Seine letzte Verwendung brachte Toyka als stv. Kommandeur und Direktor Lehrgänge zurück an die „Alma Mater“ seiner Admiralstabsausbildung. Hier traf er auf die entscheidende Phase der erforderlichen Reform der Generalstabs-/Admiralstabsausbildung zu einer Teilstreitkraft-übergreifende Lehre. Er unterstützte dieses Vorhaben seines Kommandeurs aus voller Überzeugnung und trotz vieler Hürden und erneut hektischer Arbeit gelang es, schon am 1.10.2004 den „Ersten Generalstabs-/Admiralstabslehrgang Streitkäfte“ mit gemischten Hörsälen aller Teilstreikräfte zu beginnen. Er läßt erkennen, welche Freude er empfand und welche Befriedigung es ihm gab, sich mit den jungen Offizieren auseinanderzusetzen, ihnen zuzuhören und ihnen Orientierung und Maßstäbe der Menschenführung an die Hand zu geben.

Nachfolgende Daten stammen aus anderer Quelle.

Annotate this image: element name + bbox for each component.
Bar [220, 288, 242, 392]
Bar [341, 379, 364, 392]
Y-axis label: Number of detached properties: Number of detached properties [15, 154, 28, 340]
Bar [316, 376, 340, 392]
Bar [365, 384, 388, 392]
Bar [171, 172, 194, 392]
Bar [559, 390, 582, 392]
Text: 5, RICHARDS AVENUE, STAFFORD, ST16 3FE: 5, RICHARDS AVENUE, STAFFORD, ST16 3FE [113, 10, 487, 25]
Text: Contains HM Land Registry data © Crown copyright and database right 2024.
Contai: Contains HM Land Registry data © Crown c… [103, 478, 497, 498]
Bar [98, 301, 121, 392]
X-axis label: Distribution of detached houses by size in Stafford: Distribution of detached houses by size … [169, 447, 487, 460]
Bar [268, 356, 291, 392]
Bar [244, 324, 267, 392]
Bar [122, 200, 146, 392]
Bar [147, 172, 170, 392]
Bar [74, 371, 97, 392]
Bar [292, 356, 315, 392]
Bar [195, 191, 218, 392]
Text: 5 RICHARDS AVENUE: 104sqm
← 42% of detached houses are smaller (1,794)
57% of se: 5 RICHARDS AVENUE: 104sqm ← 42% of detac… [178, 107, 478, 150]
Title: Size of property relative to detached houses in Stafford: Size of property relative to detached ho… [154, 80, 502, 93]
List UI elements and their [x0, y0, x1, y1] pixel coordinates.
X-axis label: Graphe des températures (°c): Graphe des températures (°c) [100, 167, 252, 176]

Ein letzter kameradschaftlicher Dienst für eine Marine in Zeiten des „Abschmelzens“ bestand in seiner Bereitschaft, seinen aktiven Dienst in der Marine zwei Jahre vor der Zeit zu beenden. Dabei haben aber auch die Beendigung der inzwischen ausgedehnten Zeiten als Stellvertreter sowie die Aussicht auf ein Ende des nervenden Zwischenfahrens zwischen HH und Meckenheim ihren Anteil.
So geht eine intensive, erfolgreiche 40 jährige Dienstzeit als Offizier in der Marine und der Bundeswehr unprätentiös und ohne Pathos mit einer „würdigen Form“ der Verabschiedung an der Führungsakademie zu Ende.
Der Rezensent hatte das Glück, diesen herausragenden Marineoffizier als Geschäftsführer als eine unverzichtbare Stütze seiner Präsidentschaft der Clausewitz Gesellschaft e.V. zu erleben. Auch in dieser Aufgabe voller Engagement, mit klaren Vorschlägen und Entscheidungen und als Persönlichkeit fordernd, belebend und untadelig.
Lesen Sie sein Buch und Sie mögen mir recht geben.